The outspoken, unpretentious diplomat pushed for a more even-handed approach for peace in Israel and Palestine, and frequently criticized the war in Iraq. She died just three days before a referendum on joining the Euro zone, a cause she championed. [Amongst the 81% voter turnout, 56% chose to keep the Krona, making Sweden, Denmark and Britain the three current EU members who have not adopted the common currency. Proponents of the "nei" vote saw their position as a defense of their country's vaunted yet beleaguered cradle-to-grave welfare system, which is presently sustained by an economic growth rate higher, and unemployment rate lower, than the average amongst the Euro nations.]

Things hardly seem to go wrong in prosperous, peaceful and progressive Sweden. When they do, the whole world grieves, and resigns to the fact that an utopia is just that. Since Salvador Allende fell in Santiago and the Twin Towers fell in Manhattan, a certain day in September will now be remembered for yet another tragedy.

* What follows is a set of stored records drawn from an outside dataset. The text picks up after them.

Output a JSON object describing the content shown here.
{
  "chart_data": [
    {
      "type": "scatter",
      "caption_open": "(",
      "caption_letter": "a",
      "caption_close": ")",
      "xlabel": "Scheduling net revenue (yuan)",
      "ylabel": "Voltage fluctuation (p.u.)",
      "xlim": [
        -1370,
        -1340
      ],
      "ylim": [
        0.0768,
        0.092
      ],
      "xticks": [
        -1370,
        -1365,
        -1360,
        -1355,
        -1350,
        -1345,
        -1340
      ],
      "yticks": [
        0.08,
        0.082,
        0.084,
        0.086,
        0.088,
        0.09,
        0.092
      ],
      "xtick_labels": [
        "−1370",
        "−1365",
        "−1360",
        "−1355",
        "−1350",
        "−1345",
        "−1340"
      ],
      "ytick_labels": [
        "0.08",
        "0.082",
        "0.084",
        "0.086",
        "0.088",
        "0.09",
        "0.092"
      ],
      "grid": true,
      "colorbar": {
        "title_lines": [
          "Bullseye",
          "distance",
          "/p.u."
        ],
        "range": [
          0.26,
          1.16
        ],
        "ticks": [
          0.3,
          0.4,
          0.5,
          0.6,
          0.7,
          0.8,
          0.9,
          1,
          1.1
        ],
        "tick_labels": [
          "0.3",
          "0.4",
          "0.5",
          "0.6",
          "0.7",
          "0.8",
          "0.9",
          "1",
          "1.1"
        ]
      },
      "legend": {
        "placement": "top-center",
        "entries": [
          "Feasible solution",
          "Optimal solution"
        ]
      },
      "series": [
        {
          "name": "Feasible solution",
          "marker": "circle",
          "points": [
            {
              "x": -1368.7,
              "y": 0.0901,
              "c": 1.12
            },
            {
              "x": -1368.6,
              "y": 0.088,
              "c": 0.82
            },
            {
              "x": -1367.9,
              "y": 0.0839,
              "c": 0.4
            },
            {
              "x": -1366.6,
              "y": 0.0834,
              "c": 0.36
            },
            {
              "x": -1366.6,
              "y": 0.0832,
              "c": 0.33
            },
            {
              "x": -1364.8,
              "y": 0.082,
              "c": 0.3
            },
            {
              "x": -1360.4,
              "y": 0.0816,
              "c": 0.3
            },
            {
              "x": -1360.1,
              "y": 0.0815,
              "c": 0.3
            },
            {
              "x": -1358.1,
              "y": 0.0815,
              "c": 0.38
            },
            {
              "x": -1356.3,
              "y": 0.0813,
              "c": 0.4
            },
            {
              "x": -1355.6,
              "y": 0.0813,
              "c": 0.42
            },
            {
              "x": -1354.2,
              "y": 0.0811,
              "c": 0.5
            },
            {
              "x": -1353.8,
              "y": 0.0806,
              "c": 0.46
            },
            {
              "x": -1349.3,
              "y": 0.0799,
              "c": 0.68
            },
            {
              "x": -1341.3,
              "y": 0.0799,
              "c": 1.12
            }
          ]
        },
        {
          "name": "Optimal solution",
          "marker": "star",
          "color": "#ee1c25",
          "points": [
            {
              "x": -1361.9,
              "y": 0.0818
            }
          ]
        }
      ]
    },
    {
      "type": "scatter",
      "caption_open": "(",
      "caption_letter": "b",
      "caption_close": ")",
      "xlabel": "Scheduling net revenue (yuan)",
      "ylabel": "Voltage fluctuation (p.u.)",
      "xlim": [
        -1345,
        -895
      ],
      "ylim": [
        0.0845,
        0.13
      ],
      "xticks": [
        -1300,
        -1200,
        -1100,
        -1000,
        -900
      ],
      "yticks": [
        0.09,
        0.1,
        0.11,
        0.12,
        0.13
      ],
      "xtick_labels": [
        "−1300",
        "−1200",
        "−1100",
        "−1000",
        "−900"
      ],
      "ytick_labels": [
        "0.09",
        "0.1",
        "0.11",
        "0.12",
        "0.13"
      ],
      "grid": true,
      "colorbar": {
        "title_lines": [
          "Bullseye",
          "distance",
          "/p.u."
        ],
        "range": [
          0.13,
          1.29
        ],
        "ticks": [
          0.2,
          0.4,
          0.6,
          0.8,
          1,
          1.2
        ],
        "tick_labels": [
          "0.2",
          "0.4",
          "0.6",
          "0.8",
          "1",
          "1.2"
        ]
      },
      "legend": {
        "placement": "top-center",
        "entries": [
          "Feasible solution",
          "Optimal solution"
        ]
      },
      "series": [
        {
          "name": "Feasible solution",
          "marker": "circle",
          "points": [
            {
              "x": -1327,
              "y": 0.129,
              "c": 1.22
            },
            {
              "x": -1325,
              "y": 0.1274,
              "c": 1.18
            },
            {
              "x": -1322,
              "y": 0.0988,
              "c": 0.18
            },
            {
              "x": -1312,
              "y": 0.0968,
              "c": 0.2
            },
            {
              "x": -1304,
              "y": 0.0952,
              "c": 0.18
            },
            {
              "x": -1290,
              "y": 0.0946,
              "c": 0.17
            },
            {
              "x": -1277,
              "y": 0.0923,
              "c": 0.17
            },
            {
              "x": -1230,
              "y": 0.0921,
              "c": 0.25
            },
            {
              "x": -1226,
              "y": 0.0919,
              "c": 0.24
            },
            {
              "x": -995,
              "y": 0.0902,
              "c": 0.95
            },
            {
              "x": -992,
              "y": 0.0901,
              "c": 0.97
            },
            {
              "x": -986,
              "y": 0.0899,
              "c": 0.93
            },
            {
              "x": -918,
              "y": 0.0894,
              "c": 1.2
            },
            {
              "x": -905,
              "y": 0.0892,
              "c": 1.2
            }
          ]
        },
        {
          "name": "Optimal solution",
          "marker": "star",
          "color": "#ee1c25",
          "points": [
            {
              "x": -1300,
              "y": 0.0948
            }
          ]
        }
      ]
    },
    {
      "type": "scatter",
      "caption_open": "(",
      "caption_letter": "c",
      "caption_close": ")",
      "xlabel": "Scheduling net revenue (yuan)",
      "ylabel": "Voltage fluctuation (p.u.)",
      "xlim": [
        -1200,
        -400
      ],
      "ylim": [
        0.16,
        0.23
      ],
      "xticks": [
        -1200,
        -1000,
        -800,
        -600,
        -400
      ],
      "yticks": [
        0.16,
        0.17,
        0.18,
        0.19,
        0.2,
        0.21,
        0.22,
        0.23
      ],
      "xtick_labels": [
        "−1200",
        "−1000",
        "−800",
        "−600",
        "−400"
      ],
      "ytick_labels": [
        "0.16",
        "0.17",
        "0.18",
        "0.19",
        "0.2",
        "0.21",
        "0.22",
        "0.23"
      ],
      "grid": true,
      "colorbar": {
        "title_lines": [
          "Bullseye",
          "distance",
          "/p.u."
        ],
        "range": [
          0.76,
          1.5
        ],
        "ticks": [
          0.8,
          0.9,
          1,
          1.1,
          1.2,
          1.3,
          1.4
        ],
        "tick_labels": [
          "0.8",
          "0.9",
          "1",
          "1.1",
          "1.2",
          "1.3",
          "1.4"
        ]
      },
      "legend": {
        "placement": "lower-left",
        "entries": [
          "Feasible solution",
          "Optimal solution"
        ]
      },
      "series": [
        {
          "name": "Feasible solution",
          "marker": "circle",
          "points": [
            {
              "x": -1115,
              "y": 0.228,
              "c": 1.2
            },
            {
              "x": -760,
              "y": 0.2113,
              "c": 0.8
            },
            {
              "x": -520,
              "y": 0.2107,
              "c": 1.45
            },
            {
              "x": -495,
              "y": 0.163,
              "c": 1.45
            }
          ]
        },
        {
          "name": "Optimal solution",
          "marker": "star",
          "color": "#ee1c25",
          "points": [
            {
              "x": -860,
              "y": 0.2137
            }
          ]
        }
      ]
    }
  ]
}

CW, 11 September 2003, updated 23 March 2004

*For the record, "Mama Mia" is a musical comedy where performers sing familiar hits of the kitschy 1970s pop group.

Update: On 7 January 2004, prime suspect Mijailo Mijailovic, a 25-year-old naturalized Swede from former Yugoslavia with three former convictions, claimed that "voices in his head" told him to attack Lindh. The identity of the killer was also confirmed via DNA sampling from the murder weapon recovered at the crime scene. The district court of Stockholm sentenced him to life imprisonment on 23 March, 2004.